20
The real world is a lot to get back to, especially just the next day. Adrian asked me yesterday outside of the mausoleum: Are you sure you still want to do that tomorrow? Ryan, Tony - everyone will be totally understanding. Yes. It’s beats sitting around home watching everyone cry.
It was just a little windy, and the sun was bright enough to push the buildings to the ground. I could see South Bend in ruin (like I always can when I’m not quite here). 10,000 years ago, or from now - I won’t be here and it won’t matter. And the VAB building will be the shell of the ugly that it always was. I ordered ham and potato soup and surprised Adrian that I was eating. I had Arby’s right after Chris and I finally broke up - I’ve given up on that fasting thing.
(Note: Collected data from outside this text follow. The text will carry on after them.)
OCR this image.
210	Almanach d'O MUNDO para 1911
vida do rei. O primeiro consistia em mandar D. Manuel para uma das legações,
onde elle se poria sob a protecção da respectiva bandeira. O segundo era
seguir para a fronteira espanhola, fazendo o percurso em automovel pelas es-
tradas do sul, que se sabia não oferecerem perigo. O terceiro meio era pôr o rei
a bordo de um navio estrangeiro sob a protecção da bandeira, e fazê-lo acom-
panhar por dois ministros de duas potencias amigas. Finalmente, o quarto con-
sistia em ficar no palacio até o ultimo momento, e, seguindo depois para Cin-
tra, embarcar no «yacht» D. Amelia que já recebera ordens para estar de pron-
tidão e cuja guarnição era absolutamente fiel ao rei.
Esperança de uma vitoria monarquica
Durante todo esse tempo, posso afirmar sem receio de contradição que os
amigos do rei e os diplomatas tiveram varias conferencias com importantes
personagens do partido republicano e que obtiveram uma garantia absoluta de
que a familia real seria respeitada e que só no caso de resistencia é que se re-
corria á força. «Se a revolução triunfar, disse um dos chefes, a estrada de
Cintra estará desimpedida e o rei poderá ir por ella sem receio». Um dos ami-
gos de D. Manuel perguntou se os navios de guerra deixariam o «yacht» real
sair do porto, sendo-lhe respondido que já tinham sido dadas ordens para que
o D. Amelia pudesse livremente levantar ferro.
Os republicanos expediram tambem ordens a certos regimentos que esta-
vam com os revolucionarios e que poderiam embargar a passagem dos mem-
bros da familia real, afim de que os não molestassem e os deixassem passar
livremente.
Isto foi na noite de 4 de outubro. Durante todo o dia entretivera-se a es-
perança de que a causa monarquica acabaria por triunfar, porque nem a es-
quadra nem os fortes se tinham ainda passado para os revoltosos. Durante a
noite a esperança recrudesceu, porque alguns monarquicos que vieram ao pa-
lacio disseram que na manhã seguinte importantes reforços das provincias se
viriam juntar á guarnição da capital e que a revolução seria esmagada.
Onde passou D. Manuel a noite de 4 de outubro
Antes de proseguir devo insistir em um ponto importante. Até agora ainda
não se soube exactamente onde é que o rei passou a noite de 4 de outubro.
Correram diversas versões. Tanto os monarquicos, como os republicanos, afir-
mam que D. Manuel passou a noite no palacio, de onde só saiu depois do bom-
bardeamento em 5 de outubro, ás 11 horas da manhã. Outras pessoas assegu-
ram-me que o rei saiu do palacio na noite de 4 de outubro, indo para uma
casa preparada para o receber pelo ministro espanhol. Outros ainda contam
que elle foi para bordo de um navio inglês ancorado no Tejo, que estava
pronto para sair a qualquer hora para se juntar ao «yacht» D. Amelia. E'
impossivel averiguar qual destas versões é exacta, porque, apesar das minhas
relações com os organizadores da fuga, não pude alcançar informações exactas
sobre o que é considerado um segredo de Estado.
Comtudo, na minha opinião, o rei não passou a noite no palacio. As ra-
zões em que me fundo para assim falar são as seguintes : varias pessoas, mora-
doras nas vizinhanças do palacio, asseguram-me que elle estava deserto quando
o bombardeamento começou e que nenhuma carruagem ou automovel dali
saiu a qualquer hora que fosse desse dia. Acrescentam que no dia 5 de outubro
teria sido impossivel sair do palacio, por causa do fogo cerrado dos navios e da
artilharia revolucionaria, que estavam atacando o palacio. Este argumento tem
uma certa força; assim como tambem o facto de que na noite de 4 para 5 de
Surprisingly, I wasn’t bitter - just sharp. Very real. I didn’t feel a need to express my pain to the world, though Ryan and Adrian waited for me to stand and throw a chair (just cause). But, the cafe furniture at Fiddler’s looks like wrought iron - it probably wouldn’t be fun. I don’t have the strength to hardly move, anyway.
Tony sat and I shook his hand. I did not show the cards of my loss. Less than a week ago, so much was different - but all the same. And here we were, pressing on, even if it killed me. It quite could.
He had a large portfolio bag with him, and he shifted in his seat as he set it on the ground. I wondered what was inside, and if this would be what we were looking for. Months of searching for special effects gurus had originally proved –bad– and then exploded - hopefully we’d see something similar. And, as he started to speak and tell us of his passion for pen and paper, I looked to the sky and wondered if Mom was watching. Was this the one? Could he sketch our dream?
We’re getting together Thursday to try some boards.
Chris is waiting for me, but I don’t want to go home. I came over to Adrian’s instead.
7:52 pm














May 07 2008
I think your mom may be pulling strings for you man, the dead never truly leave us anyway.